TOOL, The Point Theatre, Dublin, 22/11/06, approx 8000 spectators
Tool are touring again, and two weeks after 2 gigs in Belgium and 1 in Holland, the Californian fourpiece made the trip to the British Isles with their only Irish date in Dublin.
In fact it’s already a success to have them in Ireland. Tool are considered the top of the world when it comes to metal music, and are more used to play festivals for 40000 people. The Los Angeles-based fourpiece launched their first album in the early nineties and since then every of their albums has been considered ‘perfection’ by music critics and metal fans worldwide. Tool have gained a status which is far above the rest of the metal world, and are considered the most intelligent and most creative force in the world of metal. Their status is clear when you see the amount of money their record company is prepared to sacrifice to obey the band’s wishes: all videos are high-tech artsy movies, during their concerts a quite impressing (and expensive!) laser show and video screen images are used, and the CD cover of their new album contains a 3D image which is quite unique (it is one of the most expensive CD covers ever produced in music history, but the fact that the record company obeyed their wishes despite the costs, clearly shows the high status of the band). This new album is named “10000 Days”. 10000 days, or 27 years, which is the amount of time singer Maynard James Keenan’s mother spent living as a paralysed woman, before eventually dying shortly before the album was recorded. Judith Marie Keenan’s stroke and the consequent paralysis, has been the topic of several Tool and A Perfect Circle songs so far, and also on the new album there’s a few songs dedicated to the subject.

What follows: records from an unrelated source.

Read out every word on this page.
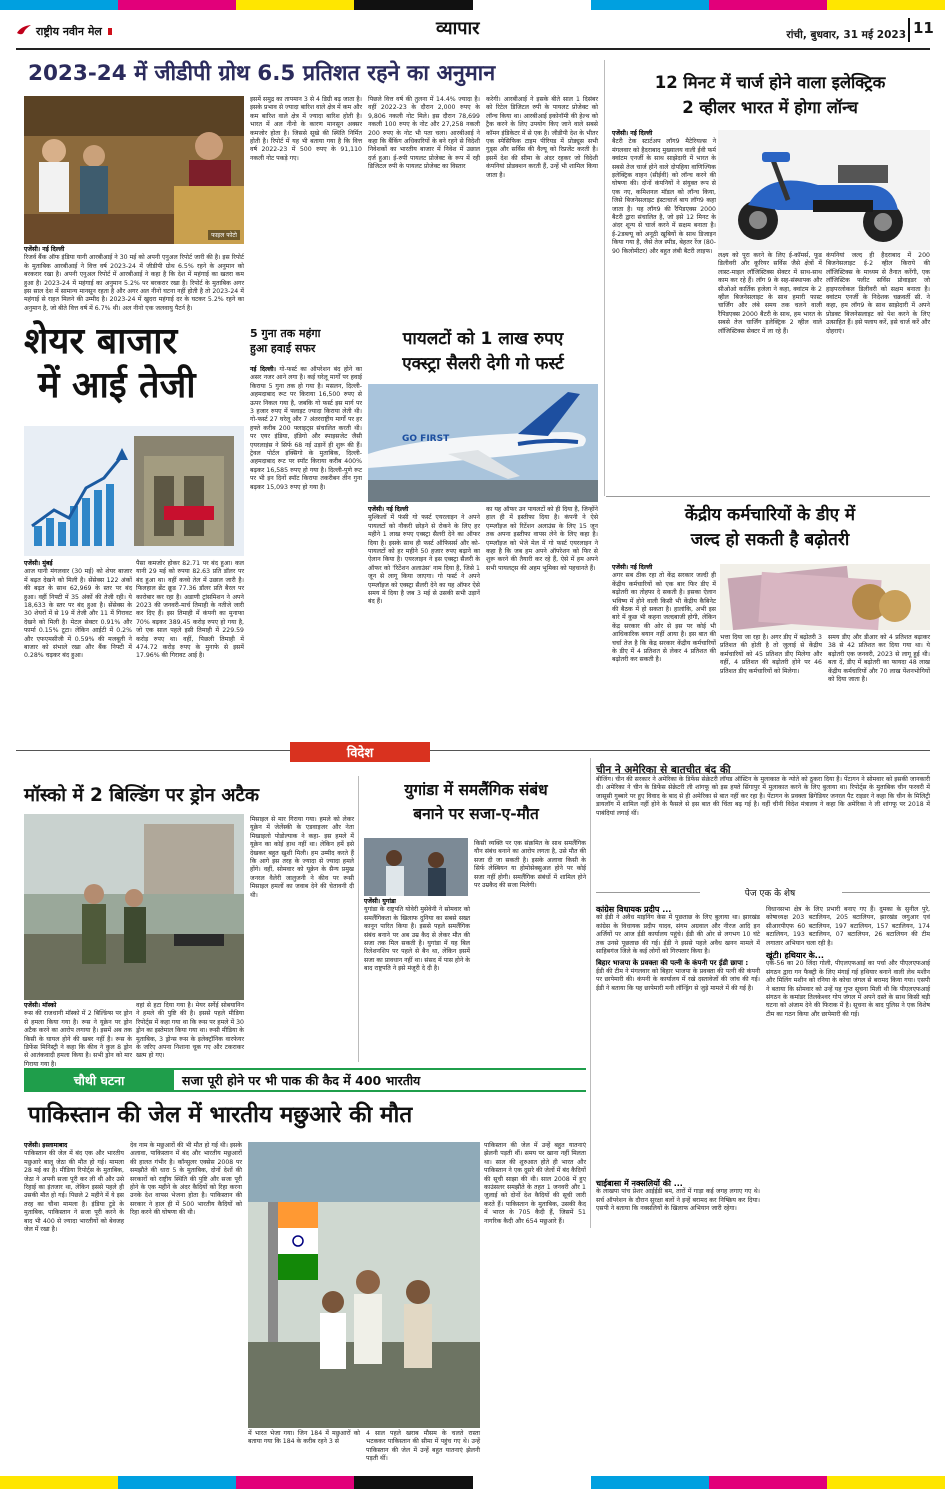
राष्ट्रीय नवीन मेल	व्यापार	रांची, बुधवार, 31 मई 2023 11
2023-24 में जीडीपी ग्रोथ 6.5 प्रतिशत रहने का अनुमान
फाइल फोटो
एजेंसी। नई दिल्ली
रिजर्व बैंक ऑफ इंडिया यानी आरबीआई ने 30 मई को अपनी एनुअल रिपोर्ट जारी की है। इस रिपोर्ट के मुताबिक आरबीआई ने वित्त वर्ष 2023-24 में जीडीपी ग्रोथ 6.5% रहने के अनुमान को बरकरार रखा है। अपनी एनुअल रिपोर्ट में आरबीआई ने कहा है कि देश में महंगाई का खतरा कम हुआ है। 2023-24 में महंगाई का अनुमान 5.2% पर बरकरार रखा है। रिपोर्ट के मुताबिक अगर इस साल देश में सामान्य मानसून रहता है और अगर अल नीनो घटना नहीं होती है तो 2023-24 में महंगाई से राहत मिलने की उम्मीद है। 2023-24 में खुदरा महंगाई दर के घटकर 5.2% रहने का अनुमान है, जो बीते वित्त वर्ष में 6.7% थी। अल नीनो एक जलवायु पैटर्न है।
इसमें समुद्र का तापमान 3 से 4 डिग्री बढ़ जाता है। इसके प्रभाव से ज्यादा बारिश वाले क्षेत्र में कम और कम बारिश वाले क्षेत्र में ज्यादा बारिश होती है। भारत में अल नीनो के कारण मानसून अक्सर कमजोर होता है। जिससे सूखे की स्थिति निर्मित होती है। रिपोर्ट में यह भी बताया गया है कि वित्त वर्ष 2022-23 में 500 रुपए के 91,110 नकली नोट पकड़े गए।
पिछले वित्त वर्ष की तुलना में 14.4% ज्यादा है। वहीं 2022-23 के दौरान 2,000 रुपए के 9,806 नकली नोट मिले। इस दौरान 78,699 नकली 100 रुपए के नोट और 27,258 नकली 200 रुपए के नोट भी पता चला। आरबीआई ने कहा कि बैंकिंग अधिकारियों के बने रहने से विदेशी निवेशकों का भारतीय बाजार में निवेश में उछाल दर्ज हुआ। ई-रुपी पायलट प्रोजेक्ट के रूप में रही डिजिटल रुपी के पायलट प्रोजेक्ट का विस्तार
करेगी। आरबीआई ने इसके बीते साल 1 दिसंबर को रिटेल डिजिटल रुपी के पायलट प्रोजेक्ट को लॉन्च किया था। आरबीआई इकोनॉमी की हेल्थ को ट्रैक करने के लिए उपयोग किए जाने वाले सबसे कॉमन इंडिकेटर में से एक है। जीडीपी देश के भीतर एक स्पेसिफिक टाइम पीरियड में प्रोड्यूस सभी गुड्स और सर्विस की वैल्यू को रिप्रजेंट करती है। इसमें देश की सीमा के अंदर रहकर जो विदेशी कंपनियां प्रोडक्शन करती हैं, उन्हें भी शामिल किया जाता है।
12 मिनट में चार्ज होने वाला इलेक्ट्रिक
2 व्हीलर भारत में होगा लॉन्च
एजेंसी। नई दिल्ली
बैटरी टेक स्टार्टअप लॉग9 मैटेरियल्स ने मंगलवार को हैदराबाद मुख्यालय वाली ईवी फर्म क्वांटम एनर्जी के साथ साझेदारी में भारत के सबसे तेज चार्ज होने वाले दोपहिया वाणिज्यिक इलेक्ट्रिक वाहन (सीईवी) को लॉन्च करने की घोषणा की। दोनों कंपनियों ने संयुक्त रूप से एक नए, कमिशनल मॉडल को लॉन्च किया, जिसे बिजनेसलाइट इंस्टाचार्ज बाय लॉग9 कहा जाता है। यह लॉग9 की रैपिडएक्स 2000 बैटरी द्वारा संचालित है, जो इसे 12 मिनट के अंदर शून्य से चार्ज करने में सक्षम बनाता है। ई-2डब्ल्यू को अनूठी खूबियों के साथ डिजाइन किया गया है, जैसे तेज स्पीड, बेहतर रेंज (80-90 किलोमीटर) और बहुत लंबी बैटरी लाइफ।
लक्ष्य को पूरा करने के लिए ई-कॉमर्स, फूड डिलीवरी और कूरियर सर्विस जैसे क्षेत्रों में लास्ट-माइल लॉजिस्टिक्स सेक्टर में साथ-साथ काम कर रहे हैं। लॉग 9 के सह-संस्थापक और सीओओ कार्तिक हजेला ने कहा, क्वांटम के 2 व्हील बिजनेसलाइट के साथ हमारी फास्ट चार्जिंग और लंबे समय तक चलने वाली रैपिडएक्स 2000 बैटरी के साथ, हम भारत के सबसे तेज चार्जिंग इलेक्ट्रिक 2 व्हील वाले लॉजिस्टिक्स सेक्टर में ला रहे हैं।
कंपनियां जल्द ही हैदराबाद में 200 बिजनेसलाइट ई-2 व्हील किराये की लॉजिस्टिक्स के माध्यम से तैनात करेंगी, एक लॉजिस्टिक फ्लीट सर्विस प्रोवाइडर जो हाइपरलोकल डिलीवरी को सक्षम बनाता है। क्वांटम एनर्जी के निदेशक चक्रवर्ती सी. ने कहा, हम लॉग9 के साथ साझेदारी में अपने प्रोडक्ट बिजनेसलाइट को पेश करने के लिए उत्साहित हैं। इसे फ्लाय करें, इसे चार्ज करें और दोहराएं।
शेयर बाजार
में आई तेजी
एजेंसी। मुंबई
आज यानी मंगलवार (30 मई) को शेयर बाजार में बढ़त देखने को मिली है। सेंसेक्स 122 अंकों की बढ़त के साथ 62,969 के स्तर पर बंद हुआ। वहीं निफ्टी में 35 अंकों की तेजी रही। ये 18,633 के स्तर पर बंद हुआ है। सेंसेक्स के 30 शेयरों में से 19 में तेजी और 11 में गिरावट देखने को मिली है। मेटल सेक्टर 0.91% और फार्मा 0.15% टूटा। लेकिन आईटी में 0.2% और एफएमसीजी में 0.59% की मजबूती ने बाजार को संभाले रखा और बैंक निफ्टी में 0.28% चढ़कर बंद हुआ।
पैसा कमजोर होकर 82.71 पर बंद हुआ। कल यानी 29 मई को रुपया 82.63 प्रति डॉलर पर बंद हुआ था। वहीं कच्चे तेल में उछाल जारी है। फिलहाल ब्रेंट क्रूड 77.36 डॉलर प्रति बैरल पर कारोबार कर रहा है। अडाणी ट्रांसमिशन ने अपने 2023 की जनवरी-मार्च तिमाही के नतीजे जारी कर दिए हैं। इस तिमाही में कंपनी का मुनाफा 70% बढ़कर 389.45 करोड़ रुपए हो गया है, जो एक साल पहले इसी तिमाही में 229.59 करोड़ रुपए था। वहीं, पिछली तिमाही में 474.72 करोड़ रुपए के मुनाफे से इसमें 17.96% की गिरावट आई है।
5 गुना तक महंगा
हुआ हवाई सफर
नई दिल्ली। गो-फर्स्ट का ऑपरेशन बंद होने का असर नजर आने लगा है। कई घरेलू मार्गों पर हवाई किराया 5 गुना तक हो गया है। मसलन, दिल्ली-अहमदाबाद रूट पर किराया 16,500 रुपए से ऊपर निकल गया है, जबकि गो फर्स्ट इस मार्ग पर 3 हजार रुपए में फ्लाइट ज्यादा किराया लेती थी। गो-फर्स्ट 27 घरेलू और 7 अंतरराष्ट्रीय मार्गों पर हर हफ्ते करीब 200 फ्लाइट्स संचालित करती थी। पर एयर इंडिया, इंडिगो और स्पाइसजेट जैसी एयरलाइंस ने सिर्फ 68 नई उड़ानें ही शुरू की हैं। ट्रेवल पोर्टल इक्सिगो के मुताबिक, दिल्ली-अहमदाबाद रूट पर स्पॉट किराया करीब 400% बढ़कर 16,585 रुपए हो गया है। दिल्ली-पुणे रूट पर भी इन दिनों स्पॉट किराया तकरीबन तीन गुना बढ़कर 15,093 रुपए हो गया है।
पायलटों को 1 लाख रुपए
एक्स्ट्रा सैलरी देगी गो फर्स्ट
GO FIRST
एजेंसी। नई दिल्ली
मुश्किलों में फंसी गो फर्स्ट एयरलाइन ने अपने पायलटों को नौकरी छोड़ने से रोकने के लिए हर महीने 1 लाख रुपए एक्स्ट्रा सैलरी देने का ऑफर दिया है। इसके साथ ही फर्स्ट ऑफिसर्स और को-पायलटों को हर महीने 50 हजार रुपए बढ़ाने का ऐलान किया है। एयरलाइन ने इस एक्स्ट्रा सैलरी के ऑफर को 'रिटेंशन अलाउंस' नाम दिया है, जिसे 1 जून से लागू किया जाएगा। गो फर्स्ट ने अपने एम्प्लॉइज को एक्स्ट्रा सैलरी देने का यह ऑफर ऐसे समय में दिया है जब 3 मई से उसकी सभी उड़ानें बंद हैं।
का यह ऑफर उन पायलटों को ही दिया है, जिन्होंने हाल ही में इस्तीफा दिया है। कंपनी ने ऐसे एम्प्लॉइज को रिटेंशन अलाउंस के लिए 15 जून तक अपना इस्तीफा वापस लेने के लिए कहा है। एम्प्लॉइज को भेजे मेल में गो फर्स्ट एयरलाइन ने कहा है कि जब हम अपने ऑपरेशन को फिर से शुरू करने की तैयारी कर रहे हैं, ऐसे में हम अपने सभी पायलट्स की अहम भूमिका को पहचानते हैं।
केंद्रीय कर्मचारियों के डीए में
जल्द हो सकती है बढ़ोतरी
एजेंसी। नई दिल्ली
अगर सब ठीक रहा तो केंद्र सरकार जल्दी ही केंद्रीय कर्मचारियों को एक बार फिर डीए में बढ़ोतरी का तोहफा दे सकती है। इसका ऐलान भविष्य में होने वाली किसी भी केंद्रीय कैबिनेट की बैठक में हो सकता है। हालांकि, अभी इस बारे में कुछ भी कहना जल्दबाजी होगी, लेकिन केंद्र सरकार की ओर से इस पर कोई भी आधिकारिक बयान नहीं आया है। इस बात की चर्चा तेज है कि केंद्र सरकार केंद्रीय कर्मचारियों के डीए में 4 प्रतिशत से लेकर 4 प्रतिशत की बढ़ोतरी कर सकती है।
भत्ता दिया जा रहा है। अगर डीए में बढ़ोतरी 3 प्रतिशत की होती है तो जुलाई से केंद्रीय कर्मचारियों को 45 प्रतिशत डीए मिलेगा और वहीं, 4 प्रतिशत की बढ़ोतरी होने पर 46 प्रतिशत डीए कर्मचारियों को मिलेगा।
समय डीए और डीआर को 4 प्रतिशत बढ़ाकर 38 से 42 प्रतिशत कर दिया गया था। ये बढ़ोतरी एक जनवरी, 2023 से लागू हुई थी। बता दें, डीए में बढ़ोतरी का फायदा 48 लाख केंद्रीय कर्मचारियों और 70 लाख पेंशनभोगियों को दिया जाता है।
विदेश
मॉस्को में 2 बिल्डिंग पर ड्रोन अटैक
एजेंसी। मॉस्को
रूस की राजधानी मॉस्को में 2 बिल्डिंग्स पर ड्रोन से हमला किया गया है। रूस ने यूक्रेन पर ड्रोन अटैक करने का आरोप लगाया है। इसमें अब तक किसी के घायल होने की खबर नहीं है। रूस के डिफेंस मिनिस्ट्री ने कहा कि कीव ने कुल 8 ड्रोन से आतंकवादी हमला किया है। सभी ड्रोन को मार गिराया गया है।
मिसाइल से मार गिराया गया। हमले को लेकर यूक्रेन में जेलेंस्की के एडवाइजर और नेता मिखाइलो पोडोल्याक ने कहा- इस हमले में यूक्रेन का कोई हाथ नहीं था। लेकिन हमें इसे देखकर बहुत खुशी मिली। हम उम्मीद करते हैं कि आगे इस तरह के ज्यादा से ज्यादा हमले होंगे। वहीं, सोमवार को यूक्रेन के सैन्य प्रमुख जनरल वैलेरी जालुजनी ने कीव पर रूसी मिसाइल हमलों का जवाब देने की चेतावनी दी थी।
वहां से हटा दिया गया है। मेयर सर्गेई सोबयानिन ने हमले की पुष्टि की है। इससे पहले मीडिया रिपोर्ट्स में कहा गया था कि रूस पर हमले में 30 ड्रोन का इस्तेमाल किया गया था। रूसी मीडिया के मुताबिक, 3 ड्रोन्स रूस के इलेक्ट्रॉनिक वारफेयर के जरिए अपना निशाना चूक गए और टकराकर खत्म हो गए।
युगांडा में समलैंगिक संबंध
बनाने पर सजा-ए-मौत
एजेंसी। युगांडा
युगांडा के राष्ट्रपति योवेरी मुसेवेनी ने सोमवार को समलैंगिकता के खिलाफ दुनिया का सबसे सख्त कानून पारित किया है। इससे पहले समलैंगिक संबंध बनाने पर अब उम्र कैद से लेकर मौत की सजा तक मिल सकती है। युगांडा में यह बिल रिलेशनशिप पर पहले से बैन था, लेकिन इसमें सजा का प्रावधान नहीं था। संसद में पास होने के बाद राष्ट्रपति ने इसे मंजूरी दे दी है।
किसी व्यक्ति पर एक संक्रमित के साथ समलैंगिक यौन संबंध बनाने का आरोप लगता है, उसे मौत की सजा दी जा सकती है। इसके अलावा किसी के सिर्फ लेस्बियन या होमोसेक्सुअल होने पर कोई सजा नहीं होगी। समलैंगिक संबंधों में शामिल होने पर उम्रकैद की सजा मिलेगी।
चीन ने अमेरिका से बातचीत बंद की
बीजिंग। चीन की सरकार ने अमेरिका के डिफेंस सेक्रेटरी लॉयड ऑस्टिन के मुलाकात के न्योते को ठुकरा दिया है। पेंटागन ने सोमवार को इसकी जानकारी दी। अमेरिका ने चीन के डिफेंस सेक्रेटरी ली शांगफू को इस हफ्ते सिंगापुर में मुलाकात करने के लिए बुलाया था। रिपोर्ट्स के मुताबिक चीन फरवरी में जासूसी गुब्बारे पर हुए विवाद के बाद से ही अमेरिका से बात नहीं कर रहा है। पेंटागन के प्रवक्ता ब्रिगेडियर जनरल पैट राइडर ने कहा कि चीन के मिलिट्री डायलॉग में शामिल नहीं होने के फैसले से इस बात की चिंता बढ़ गई है। वहीं चीनी विदेश मंत्रालय ने कहा कि अमेरिका ने ली शांगफू पर 2018 में पाबंदियां लगाई थीं।
पेज एक के शेष
कांग्रेस विधायक प्रदीप ...
को ईडी ने अवैध माइनिंग केस में पूछताछ के लिए बुलाया था। झारखंड कांग्रेस के विधायक प्रदीप यादव, संगम अग्रवाल और नीरज आदि इन अर्जियों पर आज ईडी कार्यालय पहुंचे। ईडी की ओर से लगभग 10 घंटे तक उनसे पूछताछ की गई। ईडी ने इससे पहले अवैध खनन मामले में साहिबगंज जिले के कई लोगों को गिरफ्तार किया है।
बिहार भाजपा के प्रवक्ता की पत्नी के कंपनी पर ईडी छापा :
ईडी की टीम ने मंगलवार को बिहार भाजपा के प्रवक्ता की पत्नी की कंपनी पर छापेमारी की। कंपनी के कार्यालय में रखे दस्तावेजों की जांच की गई। ईडी ने बताया कि यह छापेमारी मनी लॉन्ड्रिंग से जुड़े मामले में की गई है।
चाईबासा में नक्सलियों की ...
के लाखपा पांच प्रेशर आईईडी बम, तारों में गाड़ा कई जगह लगाए गए थे। सर्च ऑपरेशन के दौरान सुरक्षा बलों ने इन्हें बरामद कर निष्क्रिय कर दिया। एसपी ने बताया कि नक्सलियों के खिलाफ अभियान जारी रहेगा।
विधानसभा क्षेत्र के लिए प्रभारी बनाए गए हैं। दुमका के सुनील पुरे, कोषाध्यक्ष 203 बटालियन, 205 बटालियन, झारखंड जगुआर एवं सीआरपीएफ 60 बटालियन, 197 बटालियन, 157 बटालियन, 174 बटालियन, 193 बटालियन, 07 बटालियन, 26 बटालियन की टीम लगातार अभियान चला रही है।
खूंटी। हथियार के...
एके-56 का 20 जिंदा गोली, पीएलएफआई का पर्चा और पीएलएफआई संगठन द्वारा गन फैक्ट्री के लिए मंगाई गई हथियार बनाने वाली लेथ मशीन और मिलिंग मशीन को रनिया के कोचा जंगल से बरामद किया गया। एसपी ने बताया कि सोमवार को उन्हें यह गुप्त सूचना मिली थी कि पीएलएफआई संगठन के कमांडर तिलकेश्वर गोप जंगल में अपने दस्ते के साथ किसी बड़ी घटना को अंजाम देने की फिराक में है। सूचना के बाद पुलिस ने एक विशेष टीम का गठन किया और छापेमारी की गई।
चौथी घटना	सजा पूरी होने पर भी पाक की कैद में 400 भारतीय
पाकिस्तान की जेल में भारतीय मछुआरे की मौत
एजेंसी। इस्लामाबाद
पाकिस्तान की जेल में बंद एक और भारतीय मछुआरे बालू जेठा की मौत हो गई। मामला 28 मई का है। मीडिया रिपोर्ट्स के मुताबिक, जेठा ने अपनी सजा पूरी कर ली थी और उसे रिहाई का इंतजार था, लेकिन इससे पहले ही उसकी मौत हो गई। पिछले 2 महीने में ये इस तरह का चौथा मामला है। इंडिया टुडे के मुताबिक, पाकिस्तान ने सजा पूरी करने के बाद भी 400 से ज्यादा भारतीयों को बेवजह जेल में रखा है।
देव नाम के मछुआरों की भी मौत हो गई थी। इसके अलावा, पाकिस्तान में बंद और भारतीय मछुआरों की हालत गंभीर है। कॉन्सुलर एक्सेस 2008 पर समझौते की धारा 5 के मुताबिक, दोनों देशों की सरकारों को राष्ट्रीय स्थिति की पुष्टि और सजा पूरी होने के एक महीने के अंदर कैदियों को रिहा करना उनके देश वापस भेजना होता है। पाकिस्तान की सरकार ने हाल ही में 500 भारतीय कैदियों को रिहा करने की घोषणा की थी।
में भारत भेजा गया। जिन 184 में मछुआरों को बताया गया कि 184 के करीब रहने 3 से
4 साल पहले खराब मौसम के चलते रास्ता भटककर पाकिस्तान की सीमा में पहुंच गए थे। उन्हें पाकिस्तान की जेल में उन्हें बहुत यातनाएं झेलनी पड़ती थीं।
पाकिस्तान की जेल में उन्हें बहुत यातनाएं झेलनी पड़ती थीं। समय पर खाना नहीं मिलता था। साल की शुरुआत होते ही भारत और पाकिस्तान ने एक दूसरे की जेलों में बंद कैदियों की सूची साझा की थी। साल 2008 में हुए काउंसलर समझौते के तहत 1 जनवरी और 1 जुलाई को दोनों देश कैदियों की सूची जारी करते हैं। पाकिस्तान के मुताबिक, उसकी कैद में भारत के 705 कैदी हैं, जिसमें 51 नागरिक कैदी और 654 मछुआरे हैं।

I must say I am still not really into Tool. I am still discovering their work and know far from their entire discography. I mainly fell in love with A Perfect Circle quite a while ago, APC who also have Maynard as vocalist. The spark for A Perfect Circle has risen higher and higher the more I listened to them, and by now I am a true APC fan. Maynard’s presence in Tool, plus the fact that APC are on a hiatus (without knowing if they’ll ever re-unite), got me interested in Tool as well. Most people first got into Tool and then embraced A Perfect Circle as well, though with me it was the other way around: I fell for the mysterious and complex sound of APC, and only after being an APC fan for a while, only then I also got the interest to discover Maynard’s other band. Tool and APC share more than just the presence of Maynard James Keenan though: both bands have very complex music (Tool being the more complex of both sonically) and complex lyrics, it’s like a puzzle where you need a lot of efford to get the final picture: the first times you hear a record by APC or Tool, you won’t really ‘get it’, you need to listen to it multiple times and really use your intellect to analyse the lyrics, like a complex puzzle, but once you finally made the effort to analyse the music you hear something very very beautiful. Tool and APC do share that complexity, however they have a different kind of complexity: APC are more mysterious and lyrically abstract, while Tool are more dark and musically difficult (most Tool songs last 8 to 10 minutes and have several very unexpected changes of rhythm, almost like hearing three totally different songs that were mixed to form 1 very long song). However, this is where the similarities stop, A Perfect Circle and Tool remain two totally different bands, APC being the more introvert and mysterious band, Tool being the more agressive and darker band.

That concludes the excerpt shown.